Combining folder scanning and listening
In practical applications, we adopt a combination of folder scanning and monitoring mode. Simply put, for a folder, we perform both "scheduled scanning" and "monitoring" simultaneously, ensuring consistency and fast response speed. The specific process is as follows:
- Firstly, check from the file listener if there are any newly created files. If there are, check if they have been cached. If there is no cache, place them in the queue to be collected
- Secondly, if the scanning time interval is met, start scanning the file.
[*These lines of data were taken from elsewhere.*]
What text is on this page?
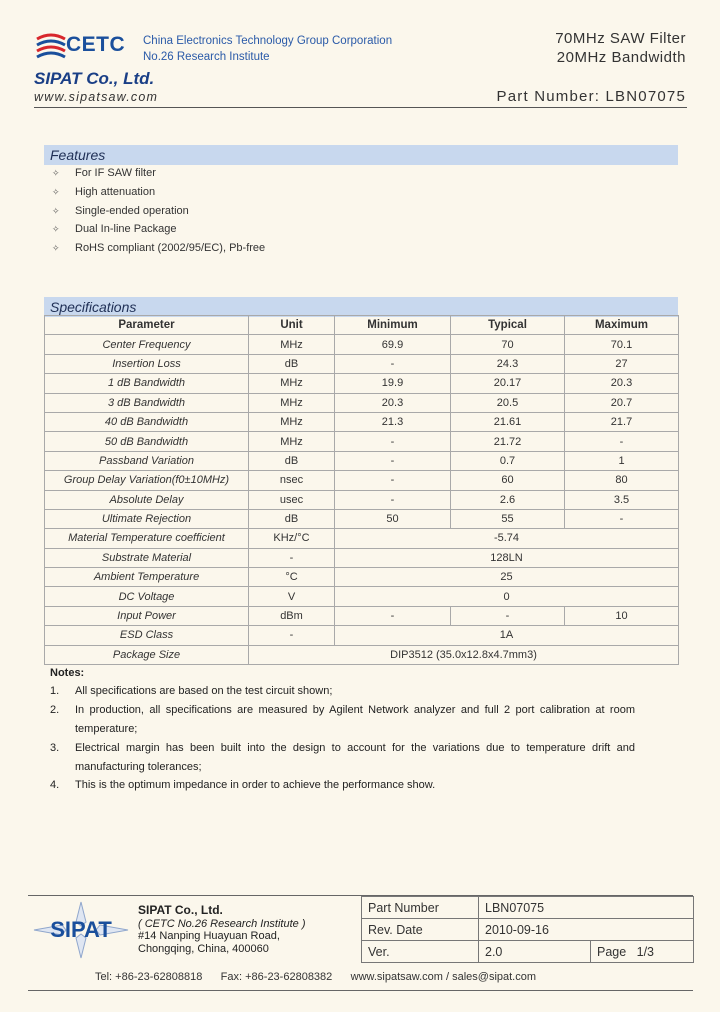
CETC China Electronics Technology Group Corporation
No.26 Research Institute
70MHz SAW Filter
20MHz Bandwidth
SIPAT Co., Ltd.
www.sipatsaw.com	Part Number: LBN07075
Features
✧ For IF SAW filter
✧ High attenuation
✧ Single-ended operation
✧ Dual In-line Package
✧ RoHS compliant (2002/95/EC), Pb-free
Specifications
Parameter	Unit	Minimum	Typical	Maximum
Center Frequency	MHz	69.9	70	70.1
Insertion Loss	dB	-	24.3	27
1 dB Bandwidth	MHz	19.9	20.17	20.3
3 dB Bandwidth	MHz	20.3	20.5	20.7
40 dB Bandwidth	MHz	21.3	21.61	21.7
50 dB Bandwidth	MHz	-	21.72	-
Passband Variation	dB	-	0.7	1
Group Delay Variation(f0±10MHz)	nsec	-	60	80
Absolute Delay	usec	-	2.6	3.5
Ultimate Rejection	dB	50	55	-
Material Temperature coefficient	KHz/°C	-5.74		
Substrate Material	-	128LN		
Ambient Temperature	°C	25		
DC Voltage	V	0		
Input Power	dBm	-	-	10
ESD Class	-	1A		
Package Size	DIP3512 (35.0x12.8x4.7mm3)			
Notes:
1. All specifications are based on the test circuit shown;
2. In production, all specifications are measured by Agilent Network analyzer and full 2 port calibration at room
temperature;
3. Electrical margin has been built into the design to account for the variations due to temperature drift and
manufacturing tolerances;
4. This is the optimum impedance in order to achieve the performance show.
SIPAT
SIPAT Co., Ltd.
( CETC No.26 Research Institute )
#14 Nanping Huayuan Road,
Chongqing, China, 400060
Part Number	LBN07075	
Rev. Date	2010-09-16	
Ver.	2.0	Page 1/3
Tel: +86-23-62808818      Fax: +86-23-62808382      www.sipatsaw.com / sales@sipat.com
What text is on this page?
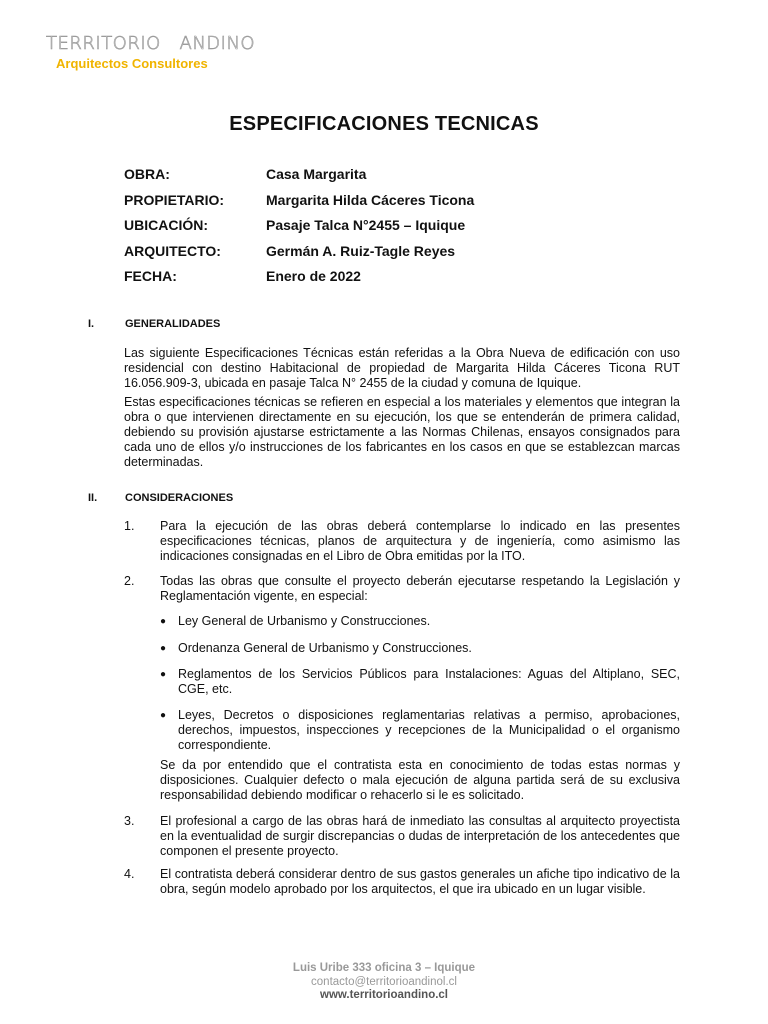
TERRITORIO ANDINO
Arquitectos Consultores
ESPECIFICACIONES TECNICAS
OBRA:	Casa Margarita
PROPIETARIO:	Margarita Hilda Cáceres Ticona
UBICACIÓN:	Pasaje Talca N°2455 – Iquique
ARQUITECTO:	Germán A. Ruiz-Tagle Reyes
FECHA:	Enero de 2022
I.	GENERALIDADES
Las siguiente Especificaciones Técnicas están referidas a la Obra Nueva de edificación con uso residencial con destino Habitacional de propiedad de Margarita Hilda Cáceres Ticona RUT 16.056.909-3, ubicada en pasaje Talca N° 2455 de la ciudad y comuna de Iquique.
Estas especificaciones técnicas se refieren en especial a los materiales y elementos que integran la obra o que intervienen directamente en su ejecución, los que se entenderán de primera calidad, debiendo su provisión ajustarse estrictamente a las Normas Chilenas, ensayos consignados para cada uno de ellos y/o instrucciones de los fabricantes en los casos en que se establezcan marcas determinadas.
II.	CONSIDERACIONES
1. Para la ejecución de las obras deberá contemplarse lo indicado en las presentes especificaciones técnicas, planos de arquitectura y de ingeniería, como asimismo las indicaciones consignadas en el Libro de Obra emitidas por la ITO.
2. Todas las obras que consulte el proyecto deberán ejecutarse respetando la Legislación y Reglamentación vigente, en especial:
● Ley General de Urbanismo y Construcciones.
● Ordenanza General de Urbanismo y Construcciones.
● Reglamentos de los Servicios Públicos para Instalaciones: Aguas del Altiplano, SEC, CGE, etc.
● Leyes, Decretos o disposiciones reglamentarias relativas a permiso, aprobaciones, derechos, impuestos, inspecciones y recepciones de la Municipalidad o el organismo correspondiente.
Se da por entendido que el contratista esta en conocimiento de todas estas normas y disposiciones. Cualquier defecto o mala ejecución de alguna partida será de su exclusiva responsabilidad debiendo modificar o rehacerlo si le es solicitado.
3. El profesional a cargo de las obras hará de inmediato las consultas al arquitecto proyectista en la eventualidad de surgir discrepancias o dudas de interpretación de los antecedentes que componen el presente proyecto.
4. El contratista deberá considerar dentro de sus gastos generales un afiche tipo indicativo de la obra, según modelo aprobado por los arquitectos, el que ira ubicado en un lugar visible.
Luis Uribe 333 oficina 3 – Iquique
contacto@territorioandinol.cl
www.territorioandino.cl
If a file is scanned, check if it has been cached. If not, place it in the queue to be collected
- Finally, process the file information in the queue to be collected, which is to submit it to the Instance Manager
File reading
We used the 'RandomAccess File' class to read files, and the instance of 'RandomAccess File' supports reading and writing to randomly accessed files. The behavior of randomly accessing files is similar to a large byte array stored in the file system. There is a cursor or index pointing to the implicit array, called a file pointer; Start reading bytes from the file pointer and move the file pointer forward as the byte is read. For example, the file has a total of 13 bytes, and we need to start reading 3 bytes from the offset of 4. We just need to point the file pointer to the offset of 4 and read 3 bytes.